To investigate the influence of the confining pressure and axial loading rate on the damage-permeability characteristics of gas-containing coal, a solid-gas coupling experimental platform for coal was utilized to conduct damage-permeability experiments under varying confining pressures and axial loading rates. The study aimed to explore the coupling mechanism between coal damage and permeability under different influencing factors, providing a theoretical basis for determining the optimal extraction window during coalbed gas extraction. The results indicate that higher loading rates lead to a slight increase in the peak axial stress of coal samples in the stress-strain curve, with the permeability peak point lagging behind the axial stress peak point. As the confining pressure increases, the compressive strength of coal gradually improves but the permeability continuously decreases. Under uniaxial compression, coal samples exhibit an X-shaped conjugate inclined shear or single inclined shear failure. Higher loading rates result in greater damage to the coal samples, more complex failure patterns, and larger crack lengths and apertures, whereas higher confining pressures inhibit the further development of failure patterns.
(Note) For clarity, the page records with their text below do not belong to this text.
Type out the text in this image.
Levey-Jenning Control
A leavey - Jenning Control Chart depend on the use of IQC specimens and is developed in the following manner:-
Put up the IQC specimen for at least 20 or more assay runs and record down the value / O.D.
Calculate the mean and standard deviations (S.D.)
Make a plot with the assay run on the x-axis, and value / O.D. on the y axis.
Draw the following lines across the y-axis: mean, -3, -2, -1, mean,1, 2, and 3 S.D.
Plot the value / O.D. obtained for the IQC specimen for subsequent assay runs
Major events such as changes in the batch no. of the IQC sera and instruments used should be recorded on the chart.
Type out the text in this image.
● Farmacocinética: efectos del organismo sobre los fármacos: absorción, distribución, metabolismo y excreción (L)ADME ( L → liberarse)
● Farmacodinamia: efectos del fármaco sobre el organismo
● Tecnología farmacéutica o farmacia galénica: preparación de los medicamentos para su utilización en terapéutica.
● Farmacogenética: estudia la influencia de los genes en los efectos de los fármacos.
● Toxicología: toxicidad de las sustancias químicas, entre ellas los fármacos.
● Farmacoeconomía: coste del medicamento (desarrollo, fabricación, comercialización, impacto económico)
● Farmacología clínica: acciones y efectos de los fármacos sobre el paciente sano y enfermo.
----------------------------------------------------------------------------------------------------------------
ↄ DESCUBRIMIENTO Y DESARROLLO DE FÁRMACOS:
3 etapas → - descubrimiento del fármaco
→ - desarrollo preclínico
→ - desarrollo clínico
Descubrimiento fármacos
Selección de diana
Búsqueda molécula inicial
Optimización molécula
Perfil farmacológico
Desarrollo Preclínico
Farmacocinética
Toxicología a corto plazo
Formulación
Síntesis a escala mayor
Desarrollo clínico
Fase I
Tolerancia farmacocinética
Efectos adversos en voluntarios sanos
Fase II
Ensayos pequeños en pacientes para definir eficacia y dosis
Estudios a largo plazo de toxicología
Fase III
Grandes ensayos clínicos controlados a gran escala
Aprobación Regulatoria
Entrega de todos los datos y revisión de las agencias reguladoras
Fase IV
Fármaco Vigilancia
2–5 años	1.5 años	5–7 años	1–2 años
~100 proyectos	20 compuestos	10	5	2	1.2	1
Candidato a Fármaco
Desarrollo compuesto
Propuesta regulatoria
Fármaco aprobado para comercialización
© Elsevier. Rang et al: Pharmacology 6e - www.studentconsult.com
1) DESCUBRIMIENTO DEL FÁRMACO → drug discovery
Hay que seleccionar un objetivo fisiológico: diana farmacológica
Based on the fractal dimension of coal surface damage, the surface fractal dimension of coal decreases linearly with increasing confining pressure after loading, further confirming that higher confining pressure reduces the complexity of crack development in coal samples. Therefore, in engineering practice, selecting the optimal window for gas extraction requires comprehensive consideration of the effects of mining speed and confining pressure as well as rational allocation of extraction negative pressure in different zones, to achieve efficient coalbed gas extraction.